Electric cars are not the solution to climate change, says Paris Marx

Jean Delaunay

Pourquoi les entreprises technologiques ont tort de penser que les véhicules électriques sont une solution au changement climatique

Pour lutter contre le changement climatique, les constructeurs automobiles veulent nous vendre toujours plus de véhicules technologiques et écologiques comme les voitures électriques. Pour Paris Marx, cette approche est erronée.

Face à la crise climatique, les transports sont l’un des facteurs les plus importants à prendre en compte.

Les gouvernements poussent les consommateurs à investir dans des véhicules électriques plus propres afin de limiter l’impact écologique de nos déplacements.

Et les constructeurs automobiles se battent pour attirer notre attention – et notre argent – ​​avec de nouvelles technologies afin de nous inciter à investir dans leurs derniers modèles de véhicules électriques.

Mais pour Paris Marx, auteur du livre « Road to Nowhere », ces entreprises se trompent dans leur approche technologique.

Le rôle des transports dans la société

Les transports jouent un rôle crucial dans notre vie quotidienne et, par extension, dans la manière dont nos villes sont conçues et construites.

« C’est la façon dont nous nous déplaçons, c’est la façon dont nous nous rendons au travail, comment nous nous rendons au magasin, comment nous voyons les gens qui nous tiennent à cœur », a déclaré Marx.

Ainsi, pour eux, le mode de transport prédominant détermine la manière dont nous façonnons nos rues, l’emplacement des entreprises, des lieux de travail et des habitations.

Mais plus encore, les transports définissent également notre façon de vivre.

Les voitures électriques ne sont pas la solution

Les entreprises de la tech proposent de remplacer – petit à petit – les véhicules équipés de moteurs thermiques, jugés trop polluants, par des véhicules électriques dont l’empreinte carbone est bien moindre.

Mais plus bas ne veut pas non plus dire zéro.

En effet, les véhicules entièrement électriques n’émettent pas de déchets mais les batteries qui fournissent de l’énergie au véhicule sont constituées de minéraux comme le lithium et le cobalt qui ont un impact sur le changement climatique.

« Pour créer une voiture électrique, de nombreux minéraux doivent être extraits et une grande partie de cela continuera à se produire dans les pays du Sud. Et ces mines ont des impacts environnementaux et sanitaires incroyables là où elles existent », a expliqué Marx.

La priorité ne doit donc pas être de remplacer chaque voiture par son équivalent électrique mais plutôt de repenser la mobilité en général.
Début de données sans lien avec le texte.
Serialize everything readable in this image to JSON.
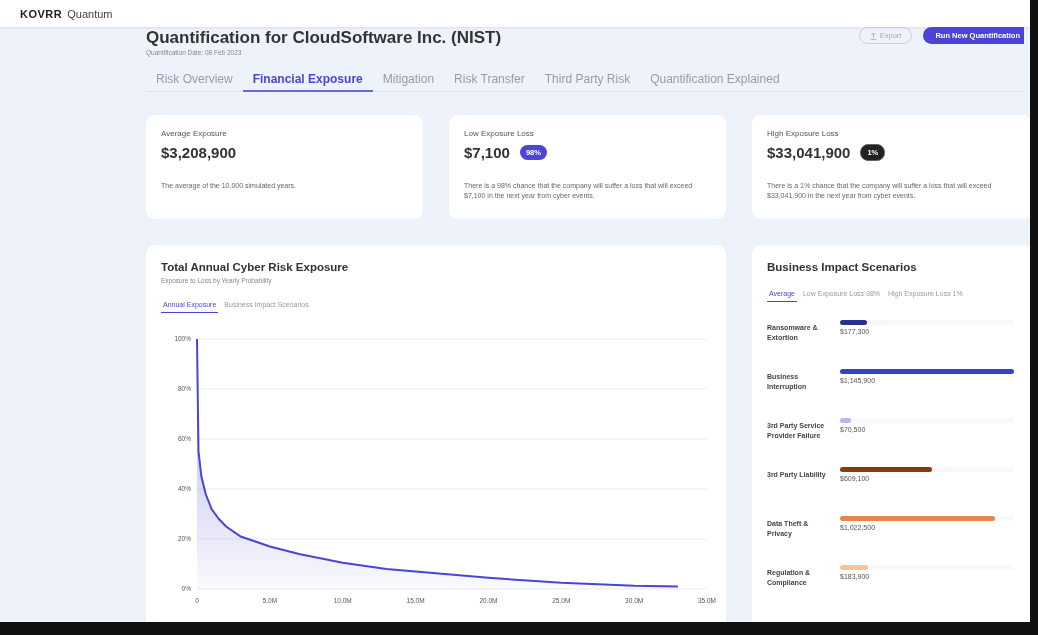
{
  "app": {
    "logo": "KOVRR",
    "product": "Quantum"
  },
  "header": {
    "title": "Quantification for CloudSoftware Inc. (NIST)",
    "date": "Quantification Date: 08 Feb 2023",
    "buttons": [
      {
        "label": "Export",
        "kind": "outline"
      },
      {
        "label": "Run New Quantification",
        "kind": "primary"
      }
    ]
  },
  "tabs": [
    {
      "label": "Risk Overview",
      "selected": false
    },
    {
      "label": "Financial Exposure",
      "selected": true
    },
    {
      "label": "Mitigation",
      "selected": false
    },
    {
      "label": "Risk Transfer",
      "selected": false
    },
    {
      "label": "Third Party Risk",
      "selected": false
    },
    {
      "label": "Quantification Explained",
      "selected": false
    }
  ],
  "cards": [
    {
      "label": "Average Exposure",
      "value": "$3,208,900",
      "description": "The average of the 10,000 simulated years."
    },
    {
      "label": "Low Exposure Loss",
      "value": "$7,100",
      "badge": {
        "text": "98%",
        "kind": "filled"
      },
      "description": "There is a 98% chance that the company will suffer a loss that will exceed $7,100 in the next year from cyber events."
    },
    {
      "label": "High Exposure Loss",
      "value": "$33,041,900",
      "badge": {
        "text": "1%",
        "kind": "dark"
      },
      "description": "There is a 1% chance that the company will suffer a loss that will exceed $33,041,900 in the next year from cyber events."
    }
  ],
  "exposure_panel": {
    "title": "Total Annual Cyber Risk Exposure",
    "subtitle": "Exposure to Loss by Yearly Probability",
    "tabs": [
      {
        "label": "Annual Exposure",
        "selected": true
      },
      {
        "label": "Business Impact Scenarios",
        "selected": false
      }
    ],
    "chart_data": {
      "type": "area",
      "x": [
        0,
        0.1,
        0.3,
        0.6,
        1,
        1.5,
        2,
        3,
        4,
        5,
        7,
        10,
        13,
        16,
        20,
        25,
        30,
        33
      ],
      "grid": true,
      "series": [
        {
          "color": "#4a45d6",
          "values": [
            100,
            55,
            45,
            38,
            32,
            28,
            25,
            21,
            19,
            17,
            14,
            10.5,
            8,
            6.5,
            4.5,
            2.5,
            1.3,
            1
          ]
        }
      ],
      "xlim": [
        0,
        35
      ],
      "ylim": [
        0,
        100
      ],
      "xticks": [
        {
          "value": 0,
          "label": "0"
        },
        {
          "value": 5,
          "label": "5.0M"
        },
        {
          "value": 10,
          "label": "10.0M"
        },
        {
          "value": 15,
          "label": "15.0M"
        },
        {
          "value": 20,
          "label": "20.0M"
        },
        {
          "value": 25,
          "label": "25.0M"
        },
        {
          "value": 30,
          "label": "30.0M"
        },
        {
          "value": 35,
          "label": "35.0M"
        }
      ],
      "yticks": [
        {
          "value": 0,
          "label": "0%"
        },
        {
          "value": 20,
          "label": "20%"
        },
        {
          "value": 40,
          "label": "40%"
        },
        {
          "value": 60,
          "label": "60%"
        },
        {
          "value": 80,
          "label": "80%"
        },
        {
          "value": 100,
          "label": "100%"
        }
      ]
    }
  },
  "scenarios_panel": {
    "title": "Business Impact Scenarios",
    "tabs": [
      {
        "label": "Average",
        "selected": true
      },
      {
        "label": "Low Exposure Loss 98%",
        "selected": false
      },
      {
        "label": "High Exposure Loss 1%",
        "selected": false
      }
    ],
    "scenarios": [
      {
        "name": "Ransomware & Extortion",
        "value": "$177,300",
        "level": 0.155,
        "color": "#2b2f8f"
      },
      {
        "name": "Business Interruption",
        "value": "$1,145,900",
        "level": 1,
        "color": "#3b3fc9"
      },
      {
        "name": "3rd Party Service Provider Failure",
        "value": "$70,500",
        "level": 0.062,
        "color": "#b8b6f0"
      },
      {
        "name": "3rd Party Liability",
        "value": "$609,100",
        "level": 0.53,
        "color": "#8a3a10"
      },
      {
        "name": "Data Theft & Privacy",
        "value": "$1,022,500",
        "level": 0.89,
        "color": "#e8874a"
      },
      {
        "name": "Regulation & Compliance",
        "value": "$183,900",
        "level": 0.16,
        "color": "#f6c49a"
      }
    ]
  }
}
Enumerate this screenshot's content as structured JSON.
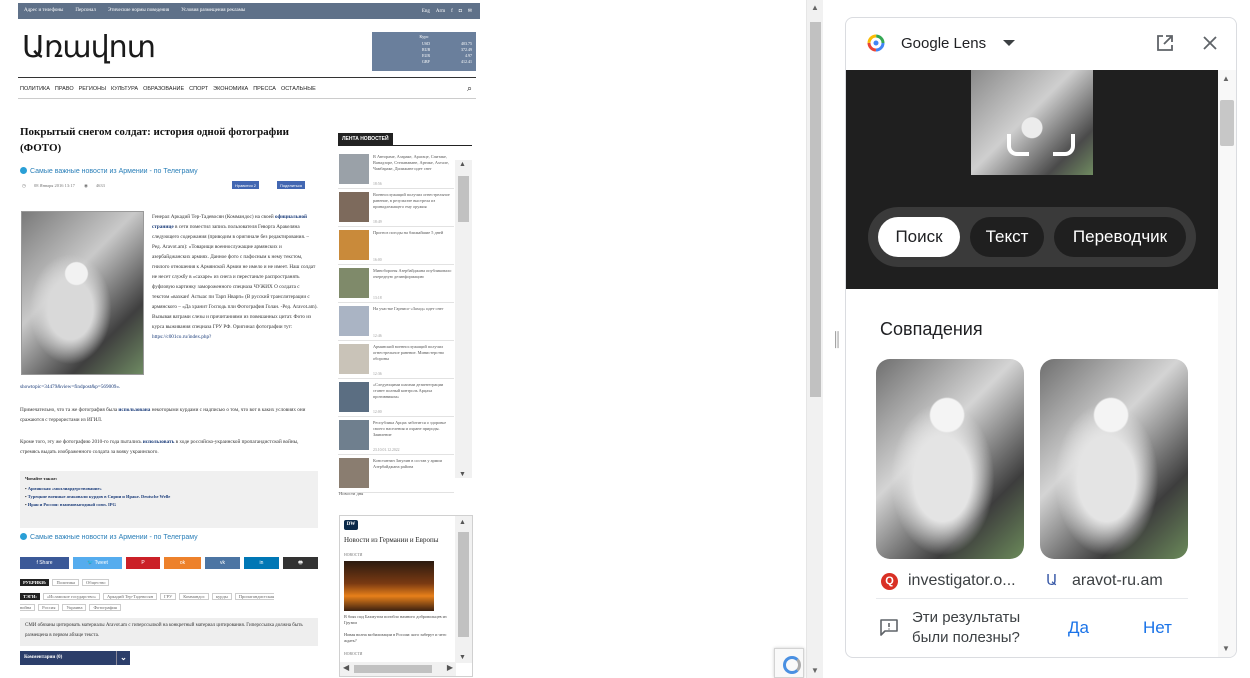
{
  "site": {
    "topbar_left": [
      "Адрес и телефоны",
      "Персонал",
      "Этические нормы поведения",
      "Условия размещения рекламы"
    ],
    "topbar_right": [
      "Eng",
      "Arm",
      "f",
      "◘",
      "✉"
    ],
    "logo": "Առավոտ",
    "rates": {
      "header": "Курс",
      "rows": [
        {
          "cur": "USD",
          "val": "403.75"
        },
        {
          "cur": "RUB",
          "val": "372.49"
        },
        {
          "cur": "EUR",
          "val": "4.97"
        },
        {
          "cur": "GBP",
          "val": "412.41"
        }
      ]
    },
    "nav": [
      "ПОЛИТИКА",
      "ПРАВО",
      "РЕГИОНЫ",
      "КУЛЬТУРА",
      "ОБРАЗОВАНИЕ",
      "СПОРТ",
      "ЭКОНОМИКА",
      "ПРЕССА",
      "ОСТАЛЬНЫЕ"
    ]
  },
  "article": {
    "title": "Покрытый снегом солдат: история одной фотографии (ФОТО)",
    "telegram": "Самые важные новости из Армении - по Телеграму",
    "date": "08 Января 2016 13:17",
    "views": "4633",
    "fb_like": "Нравится 2",
    "fb_share": "Поделиться",
    "p1_a": "Генерал Аркадий Тер-Тадевосян (Коммандос) на своей",
    "p1_link": "официальной странице",
    "p1_b": "в сети поместил запись пользователя Геворга Аракеляна следующего содержания (приводим в оригинале без редактирования. – Ред. Aravot.am): «Товарищи военнослужащие армянских и азербайджанских армиях. Данное фото с пафосным к нему текстом, гнилого отношения к Армянской Армии не имело и не имеет. Наш солдат не несет службу в «сахаре» из снега и перестаньте распространять фуфловую картинку замороженного спецназа ЧУЖИХ О солдата с текстом «вахкан! Астыас пи Тарп Нварп» (В русский транслитерации с армянского – «Да хранит Господь пли Фотография Голан. -Ред. Aravot.am). Вызывая ватрами слезы и причитаниями из повешанных цитат. Фото из курса выживания спецназа ГРУ РФ. Оригинал фотографии тут:",
    "p1_url": "https://c001co.ru/index.php?",
    "p1_tail": "showtopic=34479&view=findpost&p=569009».",
    "p2_a": "Примечательно, что та же фотография была",
    "p2_link": "использована",
    "p2_b": "некоторыми курдами с надписью о том, что вот в каких условиях они сражаются с террористами из ИГИЛ.",
    "p3_a": "Кроме того, эту же фотографию 2010-го года пытались",
    "p3_link": "использовать",
    "p3_b": "в ходе российско-украинской пропагандистской войны, стремясь выдать изображенного солдата за вояку украинского.",
    "read_also": {
      "heading": "Читайте также:",
      "items": [
        "Армянская «миллиардерствование»",
        "Турецкие военные атаковали курдов в Сирии и Ираке. Deutsche Welle",
        "Иран и Россия: взаимовыгодный союз. IPG"
      ]
    },
    "share": [
      "f  Share",
      "🐦  Tweet",
      "P",
      "ok",
      "vk",
      "in",
      "🖶"
    ],
    "rubrics_label": "РУБРИКИ:",
    "rubrics": [
      "Политика",
      "Общество"
    ],
    "tags_label": "ТЭГИ:",
    "tags": [
      "«Исламское государство»",
      "Аркадий Тер-Тадевосян",
      "ГРУ",
      "Коммандос",
      "курды",
      "Пропагандистская война",
      "Россия",
      "Украина",
      "Фотография"
    ],
    "notice": "СМИ обязаны цитировать материалы Aravot.am с гиперссылкой на конкретный материал цитирования. Гиперссылка должна быть размещена в первом абзаце текста.",
    "comments": "Комментарии (0)"
  },
  "feed": {
    "heading": "ЛЕНТА НОВОСТЕЙ",
    "items": [
      {
        "text": "В Автораме, Азараке, Арагаце, Спитаке, Ванадзоре, Степанаване, Артике, Ахтале, Чамбараке, Дилижане идет снег",
        "time": "18:56"
      },
      {
        "text": "Военнослужащий получил огнестрельное ранение, в результате выстрела из принадлежащего ему оружия",
        "time": "18:49"
      },
      {
        "text": "Прогноз погоды на ближайшие 5 дней",
        "time": "16:00"
      },
      {
        "text": "Минобороны Азербайджана опубликовало очередную дезинформацию",
        "time": "13:18"
      },
      {
        "text": "На участке Гарнисо-«Заход» идет снег",
        "time": "12:46"
      },
      {
        "text": "Армянский военнослужащий получил огнестрельное ранение. Министерство обороны",
        "time": "12:36"
      },
      {
        "text": "«Следующими шагами дезинтеграции станет полный контроль Арцаха противником»",
        "time": "12:00"
      },
      {
        "text": "Республика Арцах заботится о здоровье своего населения и охране природы. Заявление",
        "time": "23.10.01.12.2022"
      },
      {
        "text": "Константин Затулин в состав у армии Азербайджана района",
        "time": ""
      }
    ],
    "more": "Новости дня"
  },
  "dw": {
    "logo": "DW",
    "title": "Новости из Германии и Европы",
    "cat1": "НОВОСТИ",
    "item1": "В боях под Бахмутом погибло намного добровольцев из Грузии",
    "item2": "Новая волна мобилизации в России: кого заберут и чего ждать?",
    "cat2": "НОВОСТИ"
  },
  "lens": {
    "title": "Google Lens",
    "tabs": [
      "Поиск",
      "Текст",
      "Переводчик"
    ],
    "matches_heading": "Совпадения",
    "matches": [
      {
        "source": "investigator.o..."
      },
      {
        "source": "aravot-ru.am"
      }
    ],
    "feedback_question": "Эти результаты были полезны?",
    "yes": "Да",
    "no": "Нет"
  }
}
« Mettre autant l’accent sur l’automobile, et même maintenant sur l’automobile électrique, n’est pas la façon dont nous résoudrons nos problèmes de mobilité, mais il est plutôt temps d’investir dans les transports en commun, dans le vélo, dans les villes accessibles à pied, pour que les gens abandonnent complètement la voiture. » ils ont dit.

Les changements doivent être équitables

Pour Marx, le changement est nécessaire pour assurer un avenir meilleur à notre planète, et pour que ce changement soit bénéfique à notre société dans son ensemble, il doit être effectué de manière équitable.

Et pour ce faire, nous devons comprendre que la transformation de notre mobilité fait partie d’un ensemble de changements nécessaires.

« Le système de mobilité en est un élément, mais nous devons également prêter attention à la manière dont il s’articule avec d’autres systèmes au sein de la ville afin de garantir que les politiques que nous prenons pour améliorer les transports sont équitables pour tout le monde, et pas seulement pour les personnes qui en ont besoin. » peuvent se permettre de vivre dans les zones où ces améliorations ont été apportées », ont-ils déclaré.

Pour en savoir plus sur cette histoire, regardez la vidéo dans le lecteur multimédia ci-dessus.